En el Camino Largo, por un instante, creí que nos habíamos mirado más allá de los tiempos. Resplandeció su iris de ámbar, creí que había entendido mi propósito, pero rogó, pidió ayuda antes de romperse. No imaginé que al separarle el espíritu, no podría retenerla. Creí que mi voluntad la conservaría a mi lado y que juntos trasladaríamos las ánimas al otro lado, eternamente. Pero no fue así, tras el espanto de desgarrarle el alma, me traspasó su suspiro sedoso, como todos, como siempre ha ocurrido y se diluyó en mi sombra. La perdí. No sé dónde está. Nunca he sabido a dónde van. Soy el exterminador del tiempo, el barquero de la laguna letal, pero nunca he conocido sus destinos más allá del paño de agua.

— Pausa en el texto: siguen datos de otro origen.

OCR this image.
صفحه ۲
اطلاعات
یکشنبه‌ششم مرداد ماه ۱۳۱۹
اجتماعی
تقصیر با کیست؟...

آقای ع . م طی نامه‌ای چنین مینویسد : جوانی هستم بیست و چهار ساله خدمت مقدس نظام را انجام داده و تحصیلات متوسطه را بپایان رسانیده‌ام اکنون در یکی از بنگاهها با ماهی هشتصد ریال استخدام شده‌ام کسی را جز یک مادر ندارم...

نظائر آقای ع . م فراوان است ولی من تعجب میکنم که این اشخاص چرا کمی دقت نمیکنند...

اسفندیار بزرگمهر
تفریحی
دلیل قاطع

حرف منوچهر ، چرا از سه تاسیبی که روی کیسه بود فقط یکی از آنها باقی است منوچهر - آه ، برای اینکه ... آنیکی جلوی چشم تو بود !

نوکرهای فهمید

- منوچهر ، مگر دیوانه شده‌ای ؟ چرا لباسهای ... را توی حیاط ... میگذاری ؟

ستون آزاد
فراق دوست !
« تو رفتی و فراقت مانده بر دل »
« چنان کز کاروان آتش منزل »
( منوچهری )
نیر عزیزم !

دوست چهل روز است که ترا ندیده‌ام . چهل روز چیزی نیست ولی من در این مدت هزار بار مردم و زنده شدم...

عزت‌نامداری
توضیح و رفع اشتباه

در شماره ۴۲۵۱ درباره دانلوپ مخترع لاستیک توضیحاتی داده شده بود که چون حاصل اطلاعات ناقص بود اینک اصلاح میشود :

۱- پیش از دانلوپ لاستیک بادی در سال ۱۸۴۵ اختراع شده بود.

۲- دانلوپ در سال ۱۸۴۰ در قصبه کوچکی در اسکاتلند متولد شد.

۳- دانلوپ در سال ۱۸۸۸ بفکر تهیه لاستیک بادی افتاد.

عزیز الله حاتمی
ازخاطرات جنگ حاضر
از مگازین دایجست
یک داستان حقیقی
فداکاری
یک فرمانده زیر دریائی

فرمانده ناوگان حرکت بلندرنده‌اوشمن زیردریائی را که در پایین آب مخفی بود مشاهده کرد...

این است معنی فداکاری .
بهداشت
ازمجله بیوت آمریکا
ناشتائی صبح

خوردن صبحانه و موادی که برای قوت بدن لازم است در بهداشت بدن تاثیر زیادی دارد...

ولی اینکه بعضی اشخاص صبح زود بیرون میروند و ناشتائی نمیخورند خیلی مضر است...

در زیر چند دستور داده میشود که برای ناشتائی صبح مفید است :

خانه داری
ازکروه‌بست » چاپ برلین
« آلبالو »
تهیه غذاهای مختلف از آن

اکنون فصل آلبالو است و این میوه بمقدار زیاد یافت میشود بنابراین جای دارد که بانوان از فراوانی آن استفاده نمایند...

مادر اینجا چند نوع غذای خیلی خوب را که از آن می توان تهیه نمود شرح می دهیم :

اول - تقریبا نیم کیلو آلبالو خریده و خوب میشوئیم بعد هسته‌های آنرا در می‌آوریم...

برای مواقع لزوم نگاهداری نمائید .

Hacía más de tres horas que no latía. No la escuchaba. Sólo tintineaba el pulso de Fernando bajo la penumbra del silencio. En un último intento de imitar caricias, mi tacto grotesco no la pudo encontrar. Ni siquiera me quedaba el alivio de perecer, única concesión que me fue prohibida. Esta burla infinita me lesionó, mientras él extendía la serenidad por su cuerpo.

Todo terminó cuando brilló el último beso, el de ellos. Fernando se desprendió de sus labios y repasó el carmín Porcelana nº 10.